Some of the claims ... seem to be hyperbolic.
In table 4, we stated that “Eagle and Finch demonstrate exceptionally high capabilities on multi-lingual benchmarks...”. This is a qualified statement about multi-lingual results, which are in Table 3. The models in this paper were trained on 1.12T tokens. We have continued training the Eagle 7B model to 2.25T and Finch 7B to 2.5T tokens total with additional data since submission and even on English benchmarks they have now approached Mistral on English with these additional tokens. Specifically, the EagleX 2.25T model surpasses Mistral v0.1 on glue, anli, mnli, mnli_mismatch, and swag. The average accuracy across 21 common English-language benchmarks is shown below, showing how Eagle continues to improve towards Mistral as it is trained further:
Eagle 7B World v2 (1.12T tokens): Eng 48.22%
EagleX 7B v1 (1.75T tokens): Eng 53.91%
EagleX 7B v2 (2.25T tokens): Eng 54.95%
Mistral 7B v0.1 (unknown tokens): Eng 56.76%
The claim in the second paragraph of Section 8 is not valid ... it is not clear how much of the improvement comes from the model and how much of it comes from the data.

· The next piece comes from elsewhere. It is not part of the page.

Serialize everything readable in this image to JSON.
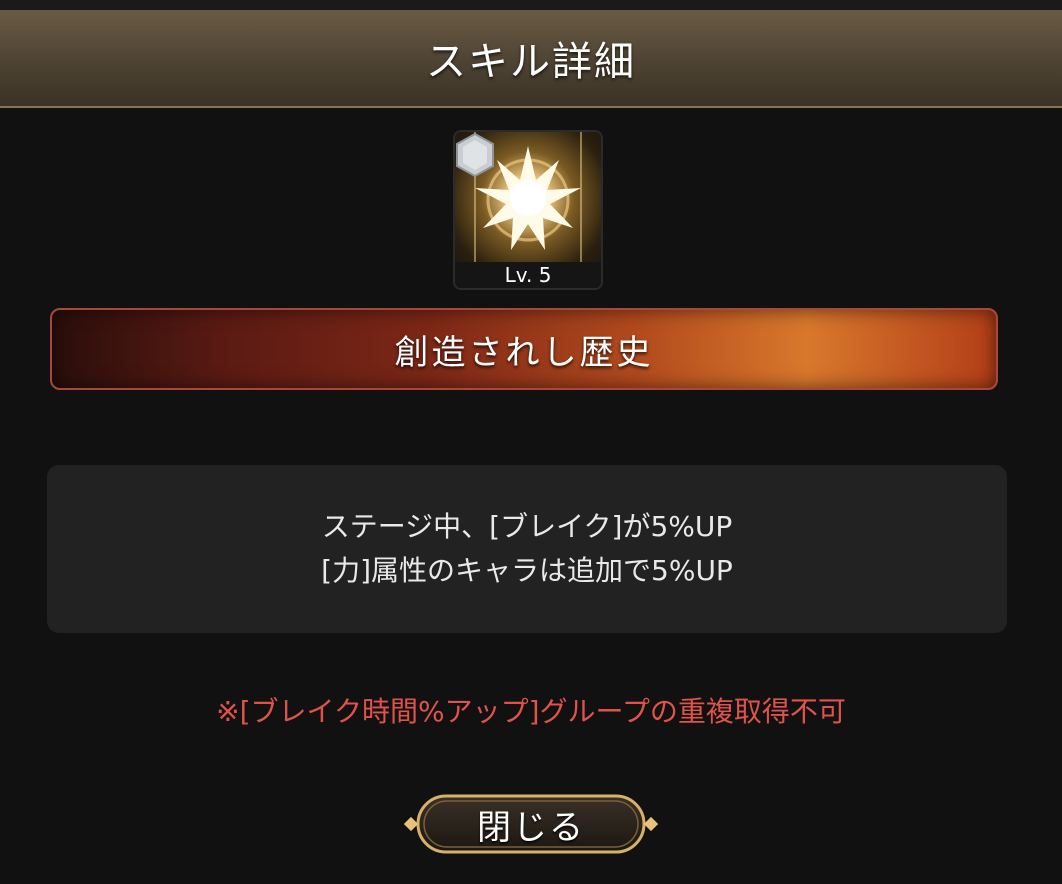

We ran an ablation experiment where we train a 170M RWKV-6 model from scratch on the Pile dataset using GPT-NeoX-20B tokenizer, and compare with existing Mamba, RWKV-4, and Pythia models at ~160M parameters, which are all trained on the same dataset and tokenizer. Results show that RWKV-6 still outperforms Mamba by a small margin, and RWKV-4 by a larger gap, indicating that architectural advances indeed contribute to the overall improvement.
We don't have space to list all of these new results in this rebuttal, but the average scores for these ablated models on LAMBADA, SciQ, ReCoRD, WinoGrande, HellaSwag, etc. are given below (will add to camera-ready):
RWKV-6 (173M): 52.0%
mamba (168M): 51.3%
pythia (160M): 49.6%
RWKV-4 (169M): 49.7%
There are not results supporting the tokenizer presented in Section 5.
We now have a comparison of token count for the dataset https://huggingface.co/datasets/uonlp/CulturaX which we will add to the camera-ready version of the paper and compare across both tokenizers and languages.
Please put the main results of Section 9 in the main body of the paper. Additional results can stay in the Appendix.
We will add these results into the main paper using the extra camera-ready page.
Can you include Llama-3-7b ...
Please note that Llama-3-8b was released after our submission.
The submission presents two improved RWKV variants for recurrent LLMs, a new tokenizer, and a new training corpus. Reviewers thought that extensive empirical results showed strong performance. However, the paper is weakened by a lack of apples-to-apples comparisons with existing work - e.g. using a new tokenizer and training corpus makes it harder to compare the architecture with previous work. Overall, the paper provides new ideas and experiments that will be useful to the community working on this direction, and I recommend acceptance.